Валентина Григорьевна ещё раз оглядела дом.
— Он и правда похож на фата-моргану.
— Может быть, — согласилась Дубравка, — только я не знаю, что это такое.
— Ничего, — сказала Валентина Григорьевна, — просто забавный мираж.
* * *
Мальчишки лежали на пляже вверх лицом. Они изо всех сил надували животы. Считалось, что к надутому животу легче пристаёт загар. Лежать с надутыми животами тяжело. Скоро мальчишки устали, повернулись к солнцу спинами.
— Попадись мне эта Дубравка! — сказал Утюг ни с того ни с сего.
Его друзья не шелохнулись. Они лежали, словно пришитые к земле солнечными нитками. Им было лень говорить.
Утюг был местный. Прозвище он получил за то, что не умел плавать, как это ни странно.
— Меня вода не держит, — объяснял он. — У меня повышенная плотность организма.
Утюг верховодил на берегу. Он бросал на спины загоральщиков сухой лёд, выпрошенный у продавцов мороженого. Ловил девчонок в верёвочные силки, закатывал им в волосы колючки. Но больше всего он любил посещать салон, где соревновались кондитеры. В этом салоне давали отведать любое пирожное, какое хочешь, душистые кексы и сливочное печенье. Нужно было только заплатить за билет, выслушать лекцию о белках, витаминах и углеводах. Пробовать можно бесплатно. Правда, очень скоро Утюга перестали туда пускать. У него оказался слишком большой аппетит и очень маленькая совесть. Утюга часто били. Но вчерашний Дубравкин удар Утюг считал оскорблением.
— Пусть только появится! — бормотал он. — Что лучше: леща ей отвесить или макарон отпустить?

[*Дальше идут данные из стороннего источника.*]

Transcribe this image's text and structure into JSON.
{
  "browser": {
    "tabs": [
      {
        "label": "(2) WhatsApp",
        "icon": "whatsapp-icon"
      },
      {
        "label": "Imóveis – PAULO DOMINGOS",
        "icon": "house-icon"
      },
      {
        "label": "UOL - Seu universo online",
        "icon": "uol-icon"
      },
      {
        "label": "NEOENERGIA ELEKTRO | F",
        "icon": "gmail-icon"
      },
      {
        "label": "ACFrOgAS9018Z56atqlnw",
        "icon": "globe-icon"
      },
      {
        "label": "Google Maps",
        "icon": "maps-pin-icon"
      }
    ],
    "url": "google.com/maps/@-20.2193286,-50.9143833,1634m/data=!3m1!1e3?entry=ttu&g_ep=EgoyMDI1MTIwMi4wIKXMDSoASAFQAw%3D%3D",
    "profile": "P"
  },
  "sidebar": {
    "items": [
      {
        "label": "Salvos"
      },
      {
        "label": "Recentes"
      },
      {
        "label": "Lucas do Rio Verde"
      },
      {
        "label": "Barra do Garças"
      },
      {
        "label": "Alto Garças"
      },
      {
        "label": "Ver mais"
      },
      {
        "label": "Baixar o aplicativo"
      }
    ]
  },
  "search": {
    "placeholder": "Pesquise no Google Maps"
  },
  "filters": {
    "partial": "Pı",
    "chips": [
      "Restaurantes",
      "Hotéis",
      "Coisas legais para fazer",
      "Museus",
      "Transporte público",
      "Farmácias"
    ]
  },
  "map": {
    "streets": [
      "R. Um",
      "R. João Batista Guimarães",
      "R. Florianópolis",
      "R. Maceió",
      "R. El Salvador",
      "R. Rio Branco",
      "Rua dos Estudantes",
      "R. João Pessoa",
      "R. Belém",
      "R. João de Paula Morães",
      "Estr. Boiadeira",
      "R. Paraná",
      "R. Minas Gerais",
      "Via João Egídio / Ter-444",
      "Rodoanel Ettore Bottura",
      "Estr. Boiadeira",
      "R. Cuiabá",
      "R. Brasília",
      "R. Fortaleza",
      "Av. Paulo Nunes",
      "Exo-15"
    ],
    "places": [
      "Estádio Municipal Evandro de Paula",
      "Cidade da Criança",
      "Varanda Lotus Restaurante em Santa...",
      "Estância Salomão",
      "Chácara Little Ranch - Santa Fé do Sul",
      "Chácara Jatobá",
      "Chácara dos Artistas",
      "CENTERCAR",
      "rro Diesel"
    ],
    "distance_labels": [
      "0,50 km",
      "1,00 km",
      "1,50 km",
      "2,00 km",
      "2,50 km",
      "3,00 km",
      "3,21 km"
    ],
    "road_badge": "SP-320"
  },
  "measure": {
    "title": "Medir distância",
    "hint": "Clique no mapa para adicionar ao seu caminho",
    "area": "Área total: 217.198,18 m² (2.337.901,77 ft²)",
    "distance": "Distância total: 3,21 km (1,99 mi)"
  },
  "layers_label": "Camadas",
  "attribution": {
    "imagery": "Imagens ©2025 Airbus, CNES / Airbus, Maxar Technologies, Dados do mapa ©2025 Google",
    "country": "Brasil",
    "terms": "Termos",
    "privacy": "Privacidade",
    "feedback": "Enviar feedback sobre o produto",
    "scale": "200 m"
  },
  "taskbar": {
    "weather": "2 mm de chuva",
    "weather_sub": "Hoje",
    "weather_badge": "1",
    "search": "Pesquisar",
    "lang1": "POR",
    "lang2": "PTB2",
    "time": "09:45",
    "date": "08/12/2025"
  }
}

— И того и другого, — предложил кто-то из ребят равнодушным голосом. — Чем больше, тем лучше.
— Её сначала поймать нужно.
— Вон она идёт! — крикнул Утюг, вскочив на ноги.
Мальчишки поднялись, стряхнули налипшую на животы гальку. Они сумрачно глядели на Дубравку. А та даже не повернула головы в их сторону.
Дубравка шла по пляжу с Валентиной Григорьевной. Это было очень приятно и необычно. Головы загоральщиков поворачивались им вслед. Взгляды были всякие: восхищённые, удивлённые, даже завистливые и злые. Не было равнодушных взглядов. Разогретые солнцем люди, обычно лениво уступающие дорогу, вежливо подвигались. Говорили «пожалуйста» — слово, которое не часто услышишь в магазинах, автобусах и на общественных пляжах.
Валентина Григорьевна и Дубравка выбрали место почти у самой воды. К их ногам подлетел волейбольный мяч. Какие-то загорелые парни прибежали за ним. Они разучились играть в волейбол и долго не могли подхватить мяч в руки. Они бы возились с мячом полчаса, улыбаясь и бормоча извинения, но Валентина Григорьевна сильным ударом отбросила злополучный мяч далеко за спину.